The group based its recommendations on a comprehensive review of research on mammography that concluded the benefit is less clear for women in their 40s than for those 50 and older, and that screening carries significant risks, including exposure to radiation and unnecessary biopsies, surgery and chemotherapy.

The guidelines conflict with long-standing recommendations from several other leading medical groups, including the American Cancer Society and National Cancer Institute.

“We agree that mammography can save lives,” said Douglas Owens of Stanford University, chairman of the committee that wrote the guidelines being published in the Annals of Internal Medicine. “But there are also potential harms.
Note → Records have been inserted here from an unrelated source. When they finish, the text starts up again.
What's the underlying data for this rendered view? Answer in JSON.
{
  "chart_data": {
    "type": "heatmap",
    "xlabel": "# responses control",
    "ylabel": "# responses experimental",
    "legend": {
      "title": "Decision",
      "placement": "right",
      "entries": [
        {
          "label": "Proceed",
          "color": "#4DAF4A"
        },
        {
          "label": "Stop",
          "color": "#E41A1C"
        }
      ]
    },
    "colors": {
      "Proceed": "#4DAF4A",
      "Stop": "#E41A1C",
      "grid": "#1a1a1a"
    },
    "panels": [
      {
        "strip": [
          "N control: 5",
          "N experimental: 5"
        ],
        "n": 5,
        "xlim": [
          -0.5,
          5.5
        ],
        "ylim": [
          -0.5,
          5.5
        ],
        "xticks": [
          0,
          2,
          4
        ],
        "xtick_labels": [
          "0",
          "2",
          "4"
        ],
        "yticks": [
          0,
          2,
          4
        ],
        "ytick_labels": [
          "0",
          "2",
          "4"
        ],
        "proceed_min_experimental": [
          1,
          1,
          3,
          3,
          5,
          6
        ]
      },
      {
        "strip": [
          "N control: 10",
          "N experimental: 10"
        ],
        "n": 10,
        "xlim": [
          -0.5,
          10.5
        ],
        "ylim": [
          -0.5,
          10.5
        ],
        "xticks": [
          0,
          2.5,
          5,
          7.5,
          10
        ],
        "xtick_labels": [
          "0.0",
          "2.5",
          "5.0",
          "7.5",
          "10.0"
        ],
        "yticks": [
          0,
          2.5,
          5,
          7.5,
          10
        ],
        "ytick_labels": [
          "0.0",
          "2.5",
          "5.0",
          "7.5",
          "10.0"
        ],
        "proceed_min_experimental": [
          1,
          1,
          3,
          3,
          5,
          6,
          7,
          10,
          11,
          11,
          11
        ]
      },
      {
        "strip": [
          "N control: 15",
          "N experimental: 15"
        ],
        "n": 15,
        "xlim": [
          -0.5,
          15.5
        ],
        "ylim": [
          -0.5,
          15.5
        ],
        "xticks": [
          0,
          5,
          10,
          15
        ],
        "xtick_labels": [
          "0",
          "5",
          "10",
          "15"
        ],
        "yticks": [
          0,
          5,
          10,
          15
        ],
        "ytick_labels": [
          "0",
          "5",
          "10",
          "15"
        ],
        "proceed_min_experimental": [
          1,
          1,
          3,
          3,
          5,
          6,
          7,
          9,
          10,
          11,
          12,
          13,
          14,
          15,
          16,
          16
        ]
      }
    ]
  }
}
We don’t think the evidence supports a blanket recommendation.”

The new guidelines elicited mixed reactions from breast cancer advocates, doctors and researchers. Some condemned them, saying mammograms clearly help catch tumors at their earliest, most treatable stage, reducing the death toll from the common malignancy. Breast cancer tends to be especially deadly when it strikes women in their 40s, they noted.

“The danger here is that some women will elect not to get screened,” said Robert A. Smith, director of cancer screening at the American Cancer Society. “Mammography is the single most effective way of finding breast cancer early, and when we find breast cancer early women have the greatest chance of successful treatment.”

But others said the recommendations represent a more nuanced approach that better reflects what is known about the benefits and drawbacks of mammography.

“I think it’s right on target,” said Russell Harris of the U.S. Preventive Services Task Force, which issues the federal government’s official recommendations on preventive medicine. “I would like to see more women stop and think about the decision.”

The new guidelines come less than a week after the Cancer Society issued new guidelines that, for the first time, recommend that women at greatest risk for breast cancer also undergo annual MRI exams. That statement triggered a similar debate over the risks and benefits of aggressive screening.

Owens acknowledged that the conflicting recommendations may confuse some women, but said the panel concluded it was important to present women with a realistic assessment.

“All we’re saying is that women should be informed about the risks and benefits so they can make a decision based on all the facts,” Owens said.

Breast cancer strikes more than 212,000 U.S. women each year and kills more than 40,000, making it the most common cancer in women after skin cancer and second leading cancer killer after lung cancer.

Since the 1990s, the Cancer Society and other groups have been recommending mammograms every year or two for women beginning at age 40, and they credit the exams with helping reduce the death rate from the widely feared disease. But the recommendations have long been mired in controversy, with some researchers saying the benefit in that age group is marginal and subjects thousands to overdiagnosis and overtreatment.

To re-examine the issue, the College of Physicians asked a six-member panel of experts to develop new guidelines based on a comprehensive review of the scientific literature between 1966 and 2005. Unlike previous reviews, the analysis of 117 studies included a thorough evaluation of the negative consequences of mammograms, the group said.

The panel concluded that routine mammography screening might reduce the breast cancer death rate by about 15 percent, but the data are so unclear that it “could be larger or nearly zero.” In contrast, mammograms cut the death rate by a clear 22 percent for women age 50 and older, the group said.

That possible “modest” benefit for women in their 40s needs to be weighed against the risks, the panel concluded. As many as half of all women undergoing annual mammograms throughout their 40s may have a false alarm, which often leads to repeated exams and biopsies, causing anxiety, pain and possibly disfigurement.

Mammograms tend to detect a very early form of breast cancer known as ductal carcinoma in-situ, or DCIS, which may never become life-threatening, the panel noted. Nevertheless, a DCIS diagnosis leads to lumpectomies, mastectomies, radiation and chemotherapy. Mammograms can also miss some cancers, falsely reassuring women, the panel noted.